Eine physiologische Laktation ist gekennzeichnet durch:

  • pralle, schmerzlose Milchdrüsen
  • klare bis weißliche Milchsekretion
  • ungestörtes Säugeverhalten der Welpen

Störungen der Laktation

Häufige pathologische Zustände sind:

  • Agalaktie: fehlende Milchproduktion
  • Hypogalaktie: unzureichende Milchmenge
  • Galaktorrhoe: persistierende Milchsekretion ohne Trächtigkeit

Ursachen können hormonelle Dysbalancen, Stress, unzureichende Ernährung oder systemische Erkrankungen sein.

Mastitis

Die Mastitis stellt eine häufige Komplikation dar und äußert sich durch:

  • schmerzhafte, überwärmte Milchdrüsen
  • veränderte Milch (eitrig, blutig)
  • Allgemeinsymptome wie Fieber und Apathie

Sie erfordert eine zeitnahe tierärztliche Behandlung.

Scheinträchtigkeit

Bei der Hündin ist die Scheinträchtigkeit (Pseudogravidität) ein häufiges Phänomen.
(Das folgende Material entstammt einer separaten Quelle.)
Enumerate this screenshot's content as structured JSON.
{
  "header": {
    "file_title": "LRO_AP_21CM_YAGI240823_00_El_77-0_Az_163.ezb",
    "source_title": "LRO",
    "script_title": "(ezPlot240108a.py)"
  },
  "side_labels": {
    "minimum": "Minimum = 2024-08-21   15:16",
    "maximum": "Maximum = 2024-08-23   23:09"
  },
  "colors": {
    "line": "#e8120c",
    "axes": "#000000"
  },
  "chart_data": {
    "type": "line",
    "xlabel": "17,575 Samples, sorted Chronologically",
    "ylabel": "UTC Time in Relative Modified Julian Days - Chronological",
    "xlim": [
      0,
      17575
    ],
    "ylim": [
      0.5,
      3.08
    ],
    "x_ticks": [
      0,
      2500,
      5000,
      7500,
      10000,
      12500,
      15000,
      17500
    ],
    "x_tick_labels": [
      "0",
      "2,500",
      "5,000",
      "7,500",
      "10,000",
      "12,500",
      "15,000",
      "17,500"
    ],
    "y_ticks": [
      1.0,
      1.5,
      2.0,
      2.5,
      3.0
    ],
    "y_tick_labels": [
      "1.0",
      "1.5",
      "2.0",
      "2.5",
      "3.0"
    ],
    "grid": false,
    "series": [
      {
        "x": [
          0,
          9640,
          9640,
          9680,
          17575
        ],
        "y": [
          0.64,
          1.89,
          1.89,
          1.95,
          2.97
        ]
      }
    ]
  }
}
Durch anhaltend erhöhte Prolaktinspiegel kann es auch ohne Trächtigkeit zu einer Laktation kommen. Klinisch zeigt sich dies durch Milchbildung, Nestbauverhalten und Verhaltensänderungen.

Diagnostik

Die Diagnostik basiert auf:

  • klinischer Untersuchung der Milchdrüsen
  • hormoneller Beurteilung bei Verdacht auf Störungen
  • mikrobiologischer Untersuchung der Milch bei Mastitisverdacht

Therapie und Management

Die Behandlung richtet sich nach der Ursache:

  • Optimierung der Fütterung und Flüssigkeitszufuhr
  • medikamentöse Prolaktinhemmung (z. B. Dopaminagonisten) bei pathologischer Laktation
  • antibiotische Therapie bei bakterieller Mastitis

Eine enge Überwachung von Hündin und Welpen ist essenziell.

Literatur (APA 7)

Concannon, P. W. (2011). Reproductive cycles of the domestic bitch. Animal Reproduction Science, 124(3–4), 200–210. https://doi.org/10.1016/j.anireprosci.2010.08.028

DocCheck Flexikon. (o. J.). Laktation. DocCheck Medizinlexikon.

Johnston, S. D., Root Kustritz, M. V., & Olson, P. N. S. (2001). Canine and feline theriogenology. Saunders.